O Ministério Público do Estado do Rio de Janeiro (MPRJ) apontou que o delegado da Polícia Civil Franquis Dias Nepomuceno, preso durante a Operação Ouroboros, teria atuado na guarda e distribuição de dinheiro em espécie ligado a um suposto esquema de corrupção no Instituto Rio Metrópole (IRM).
De acordo com a denúncia, recursos provenientes de contratos investigados eram sacados de empresas prestadoras de serviço ao instituto e levados para uma empresa de segurança localizada em Jacarepaguá, na Zona Oeste do Rio. Segundo os promotores, o local era utilizado para armazenar o dinheiro antes da distribuição aos integrantes do grupo investigado.

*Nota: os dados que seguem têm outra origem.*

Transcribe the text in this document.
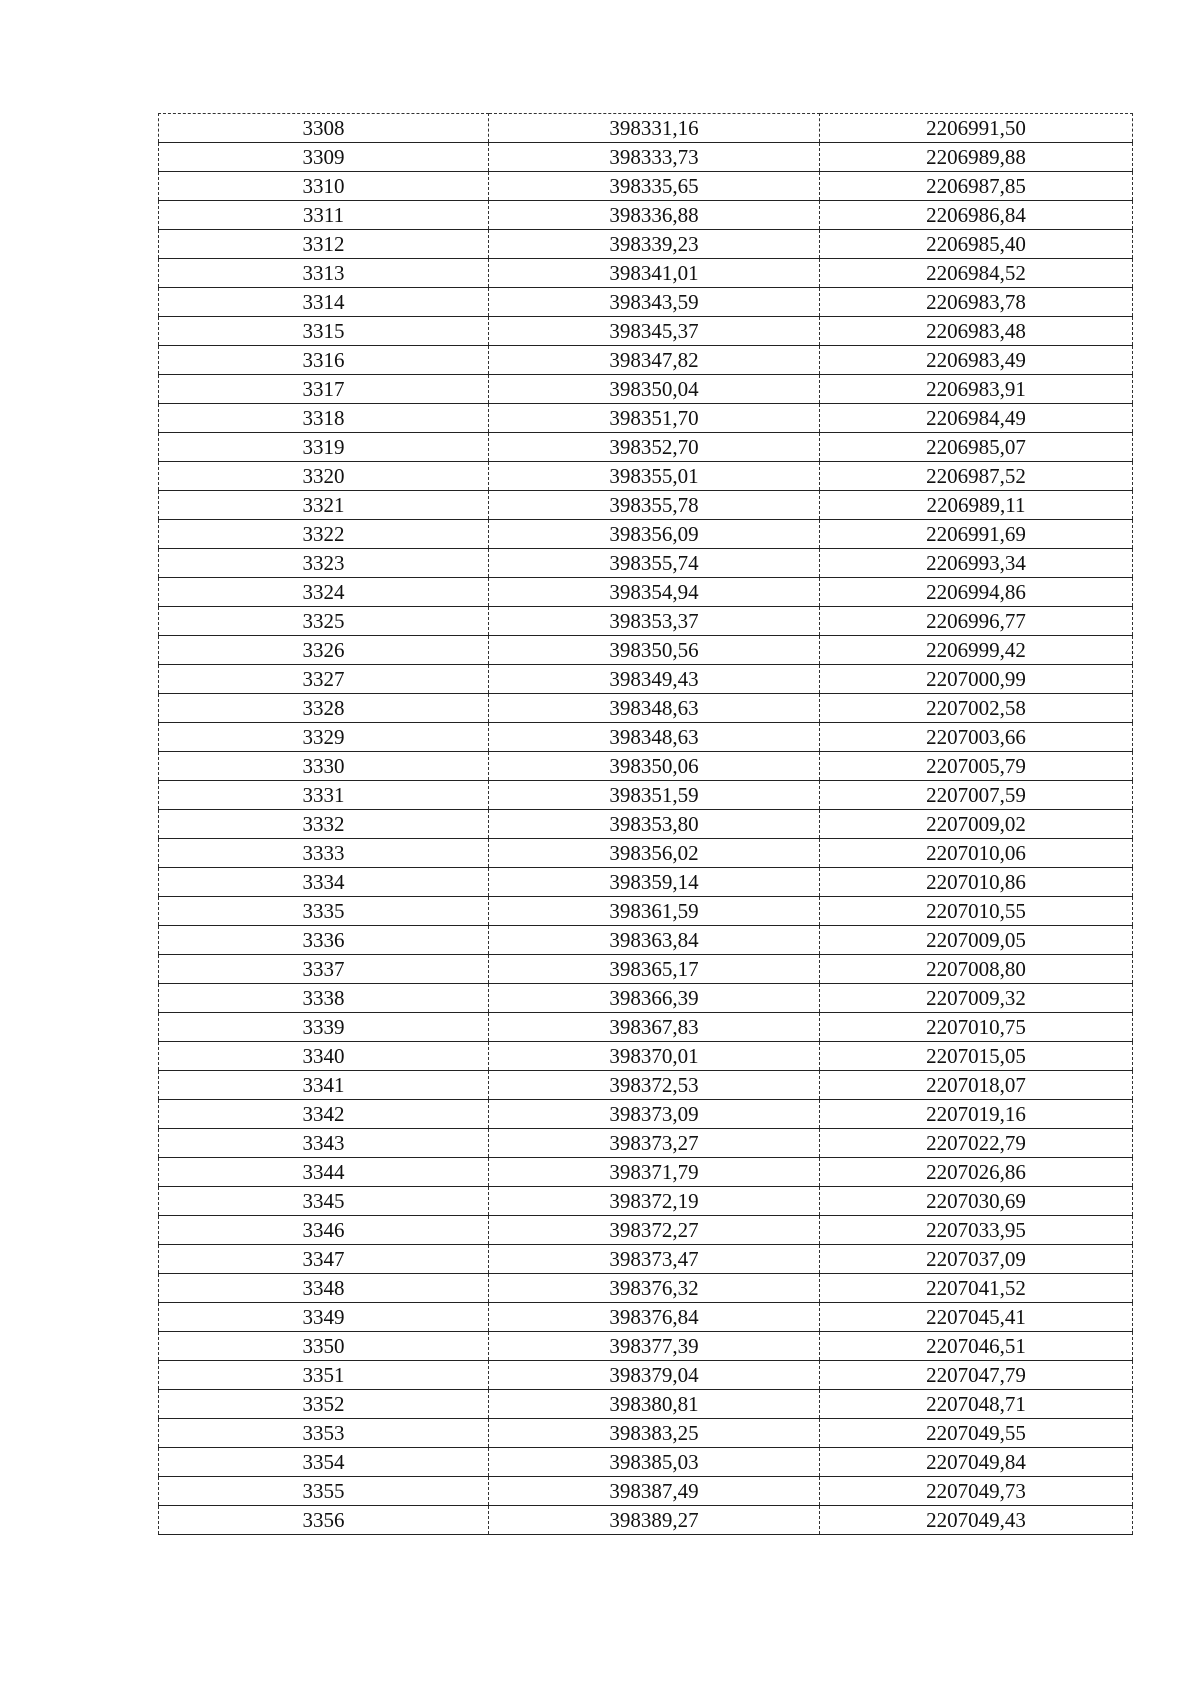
3308	398331,16	2206991,50
3309	398333,73	2206989,88
3310	398335,65	2206987,85
3311	398336,88	2206986,84
3312	398339,23	2206985,40
3313	398341,01	2206984,52
3314	398343,59	2206983,78
3315	398345,37	2206983,48
3316	398347,82	2206983,49
3317	398350,04	2206983,91
3318	398351,70	2206984,49
3319	398352,70	2206985,07
3320	398355,01	2206987,52
3321	398355,78	2206989,11
3322	398356,09	2206991,69
3323	398355,74	2206993,34
3324	398354,94	2206994,86
3325	398353,37	2206996,77
3326	398350,56	2206999,42
3327	398349,43	2207000,99
3328	398348,63	2207002,58
3329	398348,63	2207003,66
3330	398350,06	2207005,79
3331	398351,59	2207007,59
3332	398353,80	2207009,02
3333	398356,02	2207010,06
3334	398359,14	2207010,86
3335	398361,59	2207010,55
3336	398363,84	2207009,05
3337	398365,17	2207008,80
3338	398366,39	2207009,32
3339	398367,83	2207010,75
3340	398370,01	2207015,05
3341	398372,53	2207018,07
3342	398373,09	2207019,16
3343	398373,27	2207022,79
3344	398371,79	2207026,86
3345	398372,19	2207030,69
3346	398372,27	2207033,95
3347	398373,47	2207037,09
3348	398376,32	2207041,52
3349	398376,84	2207045,41
3350	398377,39	2207046,51
3351	398379,04	2207047,79
3352	398380,81	2207048,71
3353	398383,25	2207049,55
3354	398385,03	2207049,84
3355	398387,49	2207049,73
3356	398389,27	2207049,43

O MPRJ afirma que Franquis coordenava o transporte e a guarda dos valores e mantinha ligação direta com a empresa, registrada em nome de seu pai. A investigação também aponta que o delegado teria utilizado um veículo oficial da Polícia Civil para frequentar o endereço.

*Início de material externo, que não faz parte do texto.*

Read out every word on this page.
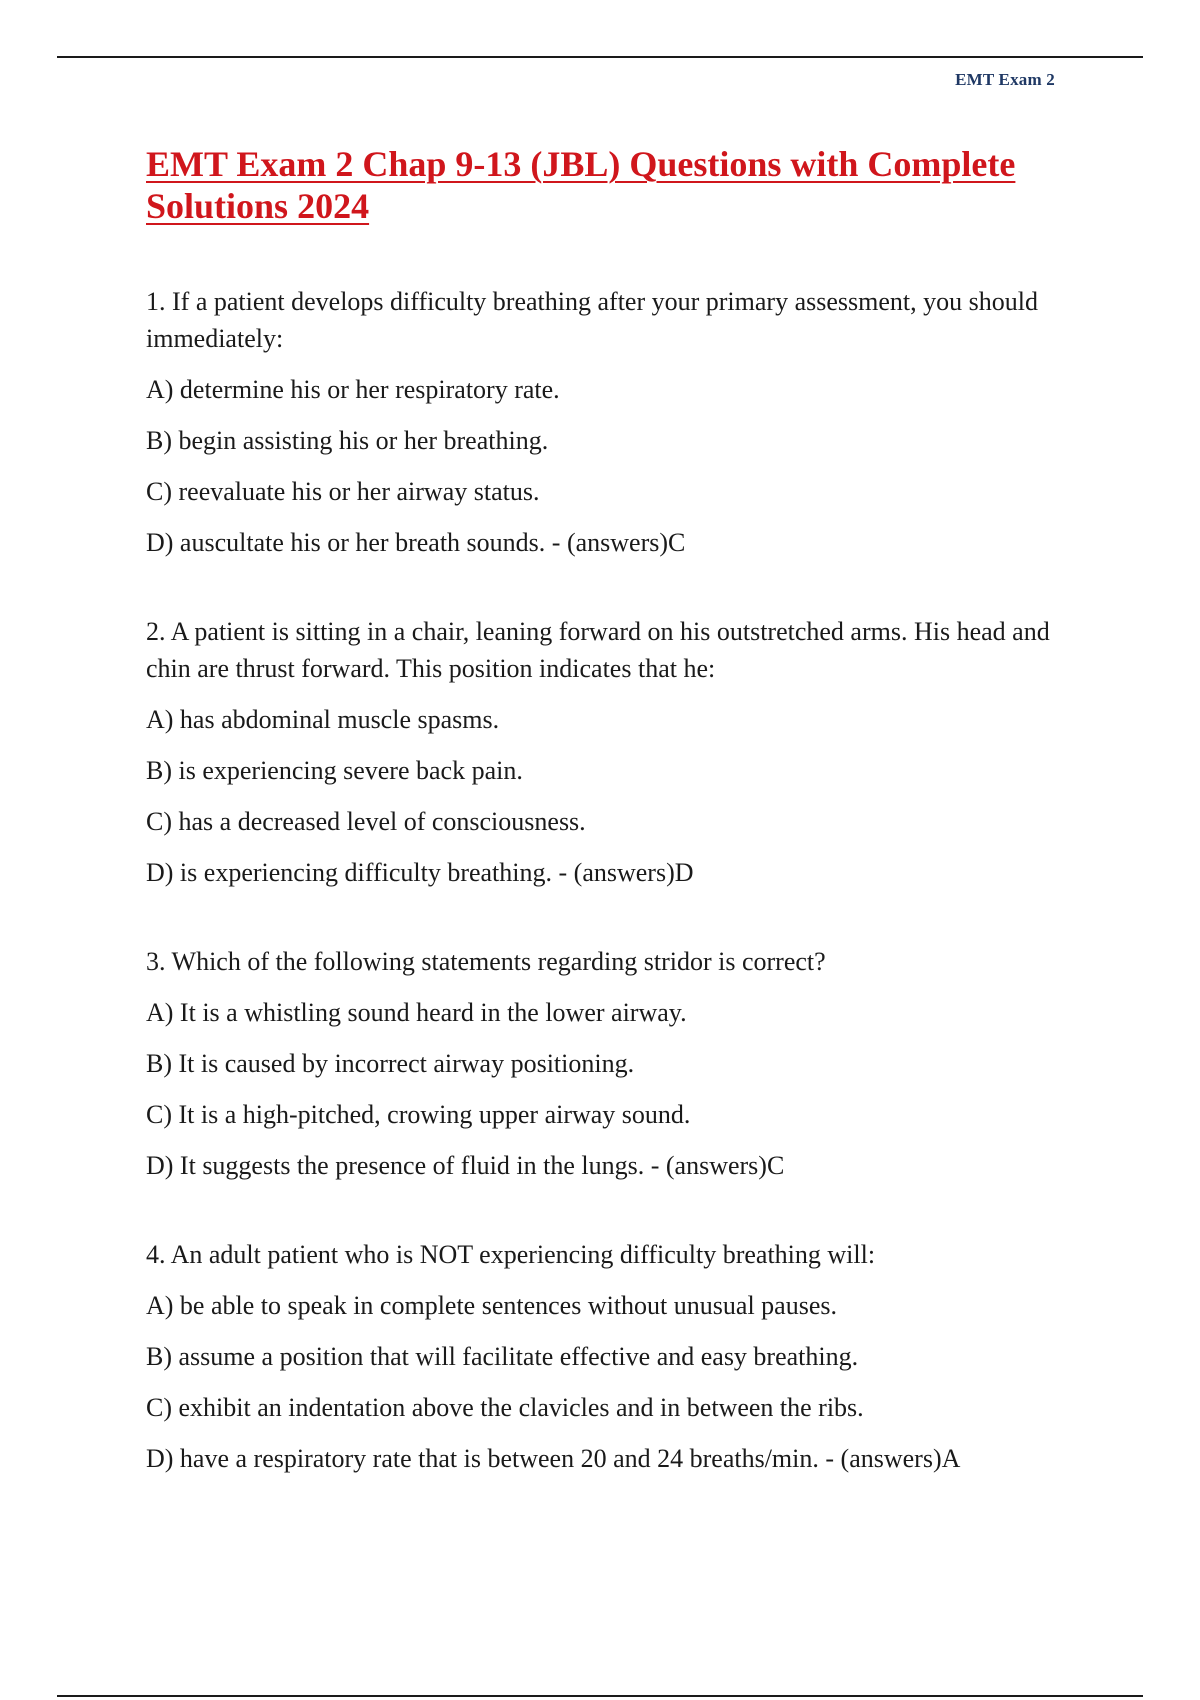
EMT Exam 2
EMT Exam 2 Chap 9-13 (JBL) Questions with Complete Solutions 2024

1. If a patient develops difficulty breathing after your primary assessment, you should immediately:

A) determine his or her respiratory rate.
B) begin assisting his or her breathing.
C) reevaluate his or her airway status.
D) auscultate his or her breath sounds. - (answers)C

2. A patient is sitting in a chair, leaning forward on his outstretched arms. His head and chin are thrust forward. This position indicates that he:

A) has abdominal muscle spasms.
B) is experiencing severe back pain.
C) has a decreased level of consciousness.
D) is experiencing difficulty breathing. - (answers)D

3. Which of the following statements regarding stridor is correct?

A) It is a whistling sound heard in the lower airway.
B) It is caused by incorrect airway positioning.
C) It is a high-pitched, crowing upper airway sound.
D) It suggests the presence of fluid in the lungs. - (answers)C

4. An adult patient who is NOT experiencing difficulty breathing will:

A) be able to speak in complete sentences without unusual pauses.
B) assume a position that will facilitate effective and easy breathing.
C) exhibit an indentation above the clavicles and in between the ribs.
D) have a respiratory rate that is between 20 and 24 breaths/min. - (answers)A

As apurações fazem parte da Operação Ouroboros, que investiga suspeitas de corrupção, fraude em licitações, lavagem de dinheiro e organização criminosa envolvendo contratos que ultrapassam R$ 86 milhões. O ex-presidente do Instituto Rio Metrópole, David Perini Vermelho, conhecido como Didê, também foi preso na operação.
Segundo o Ministério Público, durante a gestão de Didê, o IRM movimentou cerca de R$ 480 milhões. A defesa do ex-presidente da autarquia afirma que os contratos investigados foram firmados pela administração anterior e que todas as medidas adotadas seguiram a legislação vigente.